MEU AMOR MISTERIOSO - Parte 1

Clarissa abriu a janela daquele que seria o seu quarto por pelo menos trinta dias. Lá fora as flores do canteiro da avó Iara estavam cada vez mais coloridas e deixavam um doce aroma no ar. Pelo visto as férias na serra seriam produtivas e felizes. A jovem consultou o relógio. Já passavam das oito horas da manhã e lembrou que prometera à avó ajudar na preparação dos doces. Dona Iara comentara, na véspera, que não estava dando conta de tantas encomendas. Clarissa se vestiu rapidinho, penteou os cabelos e abriu a porta do quarto. O cheirinho de café logo alcançou as suas narinas. Tudo na casa da avó lhe remetia a sua infância.

– Bom dia, vó!

Dona Iara estava na cozinha passando café. Ganhou um beijo estalado na bochecha enquanto colocava as gostosuras sobre a mesa.

– Acordou bem na hora. O café está quase pronto.

Clarissa olhou para a mesa farta e pegou um pedaço de pão.

– Acho que não vou dar conta de tudo.

– Coma à vontade. Você está muito magrinha.

– Onde está o vô Ricardo?

– Na varanda lendo jornal.

A senhora serviu a neta de café e a jovem ficou em silêncio por alguns instantes enquanto mastigava o pão. A casa não era grande, mas tudo lá dentro era aconchegante, desde os quadros antigos nas paredes às cortinas de florezinhas que enfeitavam as janelas. A temporada de férias de verão eram dias de tranquilidade, conversas amenas e passeios sem pressa pela cidade calma. Fazia uns bons cinco anos que Clarissa não visitava os avós e tinha esquecido que a vida podia correr serena. Sem atropelos. Sem celulares recebendo mensagens a todo instante. Sem seus irmãos falando em voz alta e perturbando o silêncio. Era bom demais ficar na companhia da vó Iara e do vô Ricardo, ainda que não tivesse feito nenhuma amizade com pessoas da sua idade.

Mas isto não lhe fazia falta. A companhia dos avós lhe bastava.

– Preciso que você vá à feira para mim, Clarissa.

O pensamento dela ia longe.

– Hein? Sim, vó?

Dona Iara repetiu:

– A feira. Preciso que você compre algumas coisas para mim.
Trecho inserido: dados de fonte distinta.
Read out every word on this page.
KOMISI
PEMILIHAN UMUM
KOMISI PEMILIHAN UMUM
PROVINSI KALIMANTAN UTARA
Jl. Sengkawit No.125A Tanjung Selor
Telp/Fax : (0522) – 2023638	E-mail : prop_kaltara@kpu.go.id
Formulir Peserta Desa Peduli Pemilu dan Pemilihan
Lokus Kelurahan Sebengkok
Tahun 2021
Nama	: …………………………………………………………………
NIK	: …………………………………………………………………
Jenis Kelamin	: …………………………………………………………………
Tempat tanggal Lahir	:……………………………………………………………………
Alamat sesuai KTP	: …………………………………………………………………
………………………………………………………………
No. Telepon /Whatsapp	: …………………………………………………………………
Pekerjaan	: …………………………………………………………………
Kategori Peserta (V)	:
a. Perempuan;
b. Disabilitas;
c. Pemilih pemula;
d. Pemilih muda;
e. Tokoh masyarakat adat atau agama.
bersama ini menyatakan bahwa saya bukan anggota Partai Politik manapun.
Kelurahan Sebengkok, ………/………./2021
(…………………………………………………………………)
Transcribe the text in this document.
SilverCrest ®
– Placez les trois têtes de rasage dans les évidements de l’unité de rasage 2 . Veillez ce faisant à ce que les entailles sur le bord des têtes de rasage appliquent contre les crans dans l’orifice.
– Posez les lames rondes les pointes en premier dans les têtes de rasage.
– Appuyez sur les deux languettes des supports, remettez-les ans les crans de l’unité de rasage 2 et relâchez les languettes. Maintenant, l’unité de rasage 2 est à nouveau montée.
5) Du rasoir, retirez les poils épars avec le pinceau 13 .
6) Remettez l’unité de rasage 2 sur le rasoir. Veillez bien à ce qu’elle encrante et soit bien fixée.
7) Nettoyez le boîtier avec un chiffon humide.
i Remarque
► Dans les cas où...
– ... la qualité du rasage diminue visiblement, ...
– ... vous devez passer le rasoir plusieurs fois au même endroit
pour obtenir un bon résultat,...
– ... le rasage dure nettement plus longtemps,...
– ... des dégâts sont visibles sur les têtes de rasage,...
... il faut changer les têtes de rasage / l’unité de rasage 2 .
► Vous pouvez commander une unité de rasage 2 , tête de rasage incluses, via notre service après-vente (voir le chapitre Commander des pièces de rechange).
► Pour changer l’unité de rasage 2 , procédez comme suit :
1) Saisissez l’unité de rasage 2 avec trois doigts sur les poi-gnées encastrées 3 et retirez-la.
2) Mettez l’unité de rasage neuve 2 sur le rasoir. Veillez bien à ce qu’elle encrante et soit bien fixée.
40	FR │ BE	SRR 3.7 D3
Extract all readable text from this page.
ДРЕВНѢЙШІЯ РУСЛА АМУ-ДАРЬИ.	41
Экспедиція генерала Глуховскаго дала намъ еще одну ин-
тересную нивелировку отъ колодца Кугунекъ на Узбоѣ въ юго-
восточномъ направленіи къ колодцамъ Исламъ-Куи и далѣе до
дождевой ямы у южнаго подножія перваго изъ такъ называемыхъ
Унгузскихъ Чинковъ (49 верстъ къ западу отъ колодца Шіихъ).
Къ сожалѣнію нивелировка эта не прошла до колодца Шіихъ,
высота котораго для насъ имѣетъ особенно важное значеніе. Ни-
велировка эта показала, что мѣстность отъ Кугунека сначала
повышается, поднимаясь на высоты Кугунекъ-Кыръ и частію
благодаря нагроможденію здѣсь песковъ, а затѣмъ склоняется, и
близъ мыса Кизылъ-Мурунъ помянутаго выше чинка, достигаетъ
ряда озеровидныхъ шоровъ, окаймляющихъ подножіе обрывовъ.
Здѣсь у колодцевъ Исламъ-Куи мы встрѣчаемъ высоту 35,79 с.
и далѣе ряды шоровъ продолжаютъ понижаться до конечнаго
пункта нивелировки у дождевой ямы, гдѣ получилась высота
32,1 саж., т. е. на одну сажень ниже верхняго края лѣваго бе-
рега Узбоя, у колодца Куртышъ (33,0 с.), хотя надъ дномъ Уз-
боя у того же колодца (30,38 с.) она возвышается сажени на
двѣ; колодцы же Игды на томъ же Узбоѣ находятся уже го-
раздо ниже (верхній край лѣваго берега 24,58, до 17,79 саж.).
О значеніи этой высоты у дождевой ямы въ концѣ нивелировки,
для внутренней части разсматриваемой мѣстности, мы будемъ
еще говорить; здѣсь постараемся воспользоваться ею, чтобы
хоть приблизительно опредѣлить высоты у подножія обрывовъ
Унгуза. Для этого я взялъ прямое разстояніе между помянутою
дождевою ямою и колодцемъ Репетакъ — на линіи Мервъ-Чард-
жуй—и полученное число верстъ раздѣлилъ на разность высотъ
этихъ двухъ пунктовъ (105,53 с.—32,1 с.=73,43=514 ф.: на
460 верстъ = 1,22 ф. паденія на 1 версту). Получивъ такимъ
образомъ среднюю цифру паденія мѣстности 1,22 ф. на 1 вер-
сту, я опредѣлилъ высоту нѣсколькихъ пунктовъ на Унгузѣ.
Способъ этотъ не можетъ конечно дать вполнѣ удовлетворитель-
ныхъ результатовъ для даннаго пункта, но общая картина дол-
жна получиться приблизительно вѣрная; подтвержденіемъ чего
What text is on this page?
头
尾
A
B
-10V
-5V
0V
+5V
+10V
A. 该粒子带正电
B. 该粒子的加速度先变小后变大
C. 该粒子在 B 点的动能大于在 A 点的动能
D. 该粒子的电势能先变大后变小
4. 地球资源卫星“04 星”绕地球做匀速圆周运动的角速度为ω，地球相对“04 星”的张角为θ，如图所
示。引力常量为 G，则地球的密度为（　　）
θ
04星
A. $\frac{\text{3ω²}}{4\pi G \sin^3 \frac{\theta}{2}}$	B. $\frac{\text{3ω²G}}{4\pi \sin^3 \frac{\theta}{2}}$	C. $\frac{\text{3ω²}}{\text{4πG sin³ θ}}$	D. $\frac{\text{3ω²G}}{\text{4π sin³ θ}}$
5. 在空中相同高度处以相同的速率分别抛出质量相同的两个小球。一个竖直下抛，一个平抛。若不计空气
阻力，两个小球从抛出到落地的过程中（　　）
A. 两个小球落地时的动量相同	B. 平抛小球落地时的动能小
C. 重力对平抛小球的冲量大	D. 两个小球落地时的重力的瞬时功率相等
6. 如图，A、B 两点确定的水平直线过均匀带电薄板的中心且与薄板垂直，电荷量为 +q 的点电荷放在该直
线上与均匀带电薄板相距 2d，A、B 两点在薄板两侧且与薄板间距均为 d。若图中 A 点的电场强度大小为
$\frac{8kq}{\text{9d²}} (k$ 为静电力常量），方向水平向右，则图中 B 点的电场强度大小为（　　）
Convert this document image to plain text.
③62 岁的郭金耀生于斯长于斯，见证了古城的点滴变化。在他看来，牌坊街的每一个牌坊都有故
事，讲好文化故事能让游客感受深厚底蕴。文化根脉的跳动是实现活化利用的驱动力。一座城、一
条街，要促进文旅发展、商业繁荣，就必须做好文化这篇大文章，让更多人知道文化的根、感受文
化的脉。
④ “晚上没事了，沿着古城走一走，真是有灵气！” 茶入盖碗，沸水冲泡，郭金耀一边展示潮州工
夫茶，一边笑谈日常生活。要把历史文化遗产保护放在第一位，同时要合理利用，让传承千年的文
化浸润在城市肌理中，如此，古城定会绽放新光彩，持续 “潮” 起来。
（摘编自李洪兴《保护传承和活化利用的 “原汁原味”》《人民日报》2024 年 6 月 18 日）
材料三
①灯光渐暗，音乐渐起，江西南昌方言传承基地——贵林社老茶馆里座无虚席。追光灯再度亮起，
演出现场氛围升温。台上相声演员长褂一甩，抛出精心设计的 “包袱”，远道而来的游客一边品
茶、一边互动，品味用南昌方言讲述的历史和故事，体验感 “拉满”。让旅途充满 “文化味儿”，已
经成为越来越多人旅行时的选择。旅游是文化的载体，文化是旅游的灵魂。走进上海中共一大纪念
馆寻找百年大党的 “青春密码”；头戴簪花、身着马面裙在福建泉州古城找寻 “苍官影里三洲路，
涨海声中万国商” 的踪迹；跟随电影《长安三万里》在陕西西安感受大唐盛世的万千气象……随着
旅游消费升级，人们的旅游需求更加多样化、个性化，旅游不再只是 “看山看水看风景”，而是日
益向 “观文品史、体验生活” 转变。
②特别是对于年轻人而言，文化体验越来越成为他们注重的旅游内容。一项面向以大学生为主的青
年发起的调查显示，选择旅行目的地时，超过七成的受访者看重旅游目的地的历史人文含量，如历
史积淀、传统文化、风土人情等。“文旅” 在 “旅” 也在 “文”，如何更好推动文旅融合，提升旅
– Ah, tudo bem. Posso ir de bicicleta? Assim já dou uma voltinha.

– Claro. Você lembra onde fica?

– De bicicleta você vai levar mais ou menos dez minutos. Pegue a rua de trás e vá por mais três quadras. Não tem como errar.

Clarissa balançou a cabeça, pacientemente:

– Vó... eu lembro onde fica.

–Cuidado com esta bicicleta. Olha o trânsito.

A moça riu.

– Trânsito, vó? Onde?

– Você entendeu. Vá sem pressa.

Clarissa conduziu a bicicleta calmamente e não demorou muito até chegar à feira. Preocupada em comprar tudo certinho, Clarissa fez as compras em menos de quinze minutos e guardou o troco dentro da bolsa. A feira começava a encher e a moça foi levando a bicicleta à pé quase até a saída. Antes, no entanto, decidiu parar em uma tenda de pastéis. Enquanto aguardava ficar pronto, Clarissa olhou casualmente para o lado.

Quem era aquele cara?

Ela chegou a piscar. Há alguns metros de distância havia um jovem parado em meio às pessoas, olhando para frente, as mãos dentro do bolso da calça jeans.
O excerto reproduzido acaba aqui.